What has hope got to do with it?

In a recent tax case, Pallister v Revenue & Customs, Pallister’s son (PJ) was left a share in his deceased parent’s investment property in June 2012. A local surveyor valued the property at £1.2m and this was the figure used to determine the deceased parent’s inheritance tax bill.


Subsequently, the property was sold in March 2014 for £2.5m.


HMRC were peeved. Less than two years had passed and PJ’s share of 88% in the property had seemingly increased in value by almost 100%. They therefore challenged the earlier valuation for inheritance tax purposes on the basis that “hope” value should have been considered in the probate valuation.


Hope in this context is defined by HMRC as:


A component part of the open market value in appropriate cases, whether or not planning permission had been sought or granted.


The courts agreed with HMRC and after a degree of wrangling the £1.2m probate valuation was increased to £1.6m. The increase in the valuation likely cost PJ a further £160,000 in inheritance tax.

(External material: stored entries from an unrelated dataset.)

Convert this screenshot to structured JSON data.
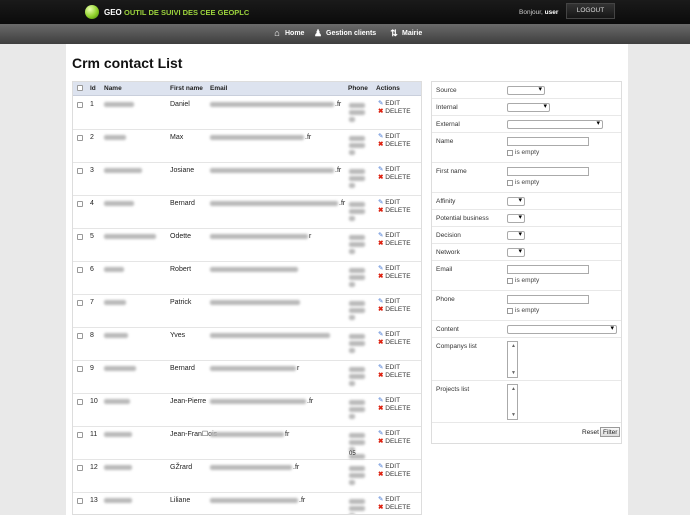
{
  "header": {
    "logo_geo": "GEO",
    "logo_sub": "OUTIL DE SUIVI DES CEE GEOPLC",
    "greeting": "Bonjour,",
    "user": "user",
    "logout": "LOGOUT"
  },
  "nav": {
    "home": "Home",
    "clients": "Gestion clients",
    "mairie": "Mairie"
  },
  "page_title": "Crm contact List",
  "table": {
    "headers": {
      "id": "Id",
      "name": "Name",
      "first_name": "First name",
      "email": "Email",
      "phone": "Phone",
      "actions": "Actions"
    },
    "edit": "EDIT",
    "delete": "DELETE",
    "rows": [
      {
        "id": "1",
        "first_name": "Daniel",
        "email_tld": ".fr"
      },
      {
        "id": "2",
        "first_name": "Max",
        "email_tld": ".fr"
      },
      {
        "id": "3",
        "first_name": "Josiane",
        "email_tld": ".fr"
      },
      {
        "id": "4",
        "first_name": "Bernard",
        "email_tld": ".fr"
      },
      {
        "id": "5",
        "first_name": "Odette",
        "email_tld": "r"
      },
      {
        "id": "6",
        "first_name": "Robert",
        "email_tld": ""
      },
      {
        "id": "7",
        "first_name": "Patrick",
        "email_tld": ""
      },
      {
        "id": "8",
        "first_name": "Yves",
        "email_tld": ""
      },
      {
        "id": "9",
        "first_name": "Bernard",
        "email_tld": "r"
      },
      {
        "id": "10",
        "first_name": "Jean-Pierre",
        "email_tld": ".fr"
      },
      {
        "id": "11",
        "first_name": "Jean-Fran☐ois",
        "email_tld": "fr"
      },
      {
        "id": "12",
        "first_name": "GŽrard",
        "email_tld": ".fr"
      },
      {
        "id": "13",
        "first_name": "Liliane",
        "email_tld": ".fr"
      }
    ],
    "row11_phone_suffix": "05"
  },
  "filters": {
    "source": "Source",
    "internal": "Internal",
    "external": "External",
    "name": "Name",
    "first_name": "First name",
    "affinity": "Affinity",
    "potential_business": "Potential business",
    "decision": "Decision",
    "network": "Network",
    "email": "Email",
    "phone": "Phone",
    "content": "Content",
    "companys_list": "Companys list",
    "projects_list": "Projects list",
    "is_empty": "is empty",
    "reset": "Reset",
    "filter": "Filter"
  },
  "colors": {
    "accent": "#9bd23c",
    "header_bg": "#111111",
    "nav_bg": "#555555",
    "table_head": "#dde3ef"
  }
}
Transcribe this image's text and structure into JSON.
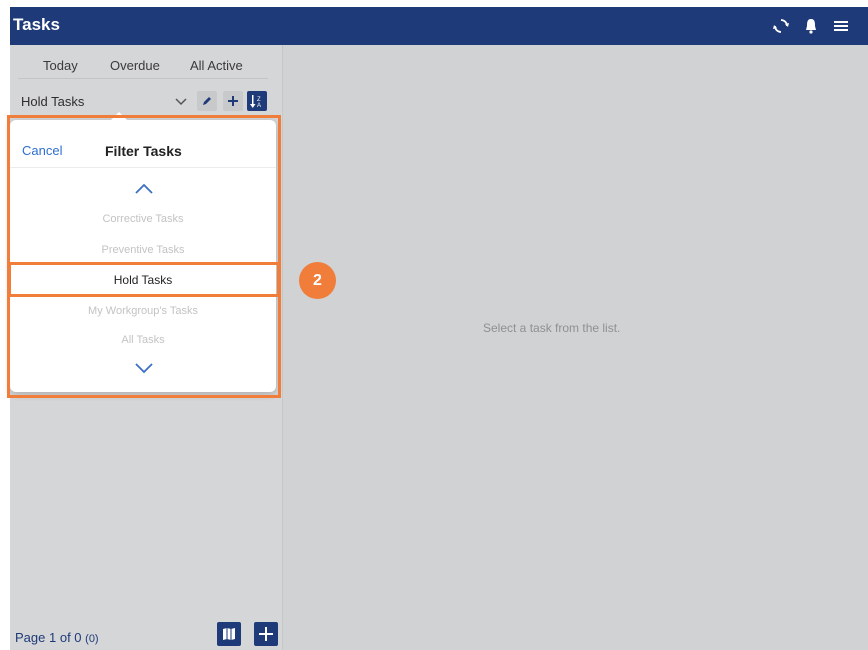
{
  "header": {
    "title": "Tasks",
    "icons": [
      "sync-icon",
      "bell-icon",
      "menu-icon"
    ]
  },
  "tabs": [
    {
      "label": "Today"
    },
    {
      "label": "Overdue"
    },
    {
      "label": "All Active"
    }
  ],
  "filter": {
    "current": "Hold Tasks"
  },
  "popover": {
    "cancel_label": "Cancel",
    "title": "Filter Tasks",
    "options": [
      {
        "label": "Corrective Tasks"
      },
      {
        "label": "Preventive Tasks"
      },
      {
        "label": "Hold Tasks",
        "selected": true
      },
      {
        "label": "My Workgroup's Tasks"
      },
      {
        "label": "All Tasks"
      }
    ]
  },
  "footer": {
    "page_word": "Page",
    "page_info": "1 of 0",
    "count": "(0)"
  },
  "main": {
    "empty_message": "Select a task from the list."
  },
  "annotation": {
    "step": "2"
  },
  "colors": {
    "brand": "#1e3a78",
    "highlight": "#f07d3a",
    "link": "#2f6fd0"
  }
}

In their IHT Tax Toolkit, HMRC have added the following advice:


It is important to properly ascertain the value of assets. For assets with a material value you are strongly advised to instruct a qualified independent valuer, to make sure the valuation is made for the purposes of the relevant legislation, and for houses, land and buildings, it meets Royal Institution of Chartered Surveyors (RICS) or equivalent standards. Some issues are easily overlooked when instructions are given. For example, the potential for the development of the land, the existence of tenancies or occupancy by people other than the deceased. Copies of relevant agreements, or full details where only an oral agreement exists, are often not given to the valuer so misunderstandings arise. Where we are satisfied that all the relevant information has been considered by the valuer, we are less likely to challenge the valuation.

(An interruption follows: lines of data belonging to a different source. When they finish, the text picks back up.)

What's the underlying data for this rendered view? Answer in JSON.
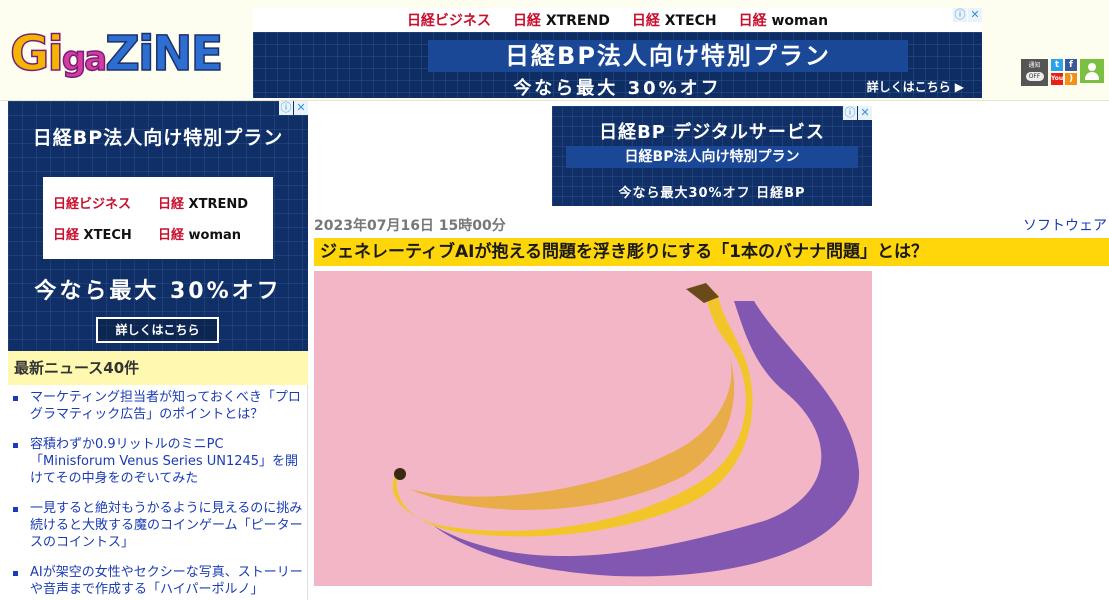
{
  "site": {
    "logo_text_1": "Gi",
    "logo_text_2": "ga",
    "logo_text_3": "ZiNE"
  },
  "ad_top": {
    "brands": [
      "日経ビジネス",
      "日経",
      "XTREND",
      "日経",
      "XTECH",
      "日経",
      "woman"
    ],
    "headline": "日経BP法人向け特別プラン",
    "subline": "今なら最大 30%オフ",
    "cta": "詳しくはこちら ▶"
  },
  "ad_close": {
    "info": "ⓘ",
    "close": "✕"
  },
  "social": {
    "notify_label": "通知",
    "notify_state": "OFF",
    "twitter": "t",
    "facebook": "f",
    "youtube": "You",
    "rss": ")"
  },
  "ad_side": {
    "title": "日経BP法人向け特別プラン",
    "brand_1": "日経ビジネス",
    "brand_2_pre": "日経",
    "brand_2": "XTREND",
    "brand_3_pre": "日経",
    "brand_3": "XTECH",
    "brand_4_pre": "日経",
    "brand_4": "woman",
    "sale": "今なら最大 30%オフ",
    "button": "詳しくはこちら"
  },
  "ad_main": {
    "line1": "日経BP デジタルサービス",
    "line2": "日経BP法人向け特別プラン",
    "line3": "今なら最大30%オフ 日経BP"
  },
  "sidebar": {
    "news_title": "最新ニュース40件",
    "news": [
      "マーケティング担当者が知っておくべき「プログラマティック広告」のポイントとは？",
      "容積わずか0.9リットルのミニPC「Minisforum Venus Series UN1245」を開けてその中身をのぞいてみた",
      "一見すると絶対もうかるように見えるのに挑み続けると大敗する魔のコインゲーム「ピータースのコイントス」",
      "AIが架空の女性やセクシーな写真、ストーリーや音声まで作成する「ハイパーポルノ」"
    ]
  },
  "article": {
    "date": "2023年07月16日 15時00分",
    "category": "ソフトウェア",
    "title": "ジェネレーティブAIが抱える問題を浮き彫りにする「1本のバナナ問題」とは？"
  },
  "colors": {
    "headline_bg": "#ffd60a",
    "news_head_bg": "#fff8b0",
    "link": "#1a3bb5",
    "hero_bg": "#f3b6c6",
    "banana": "#f2c62b"
  }
}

No doubt surviving families will always be willing to proffer the lowest valuation for a property to keep IHT liabilities to a minimum, even if the surveyor appointed is not advised of past, lapsed, planning consents, or the impending likelihood of future changes that would not be resisted by planning authorities.


As we can witness in the Pallister case, overlooking hope value can have expensive consequences.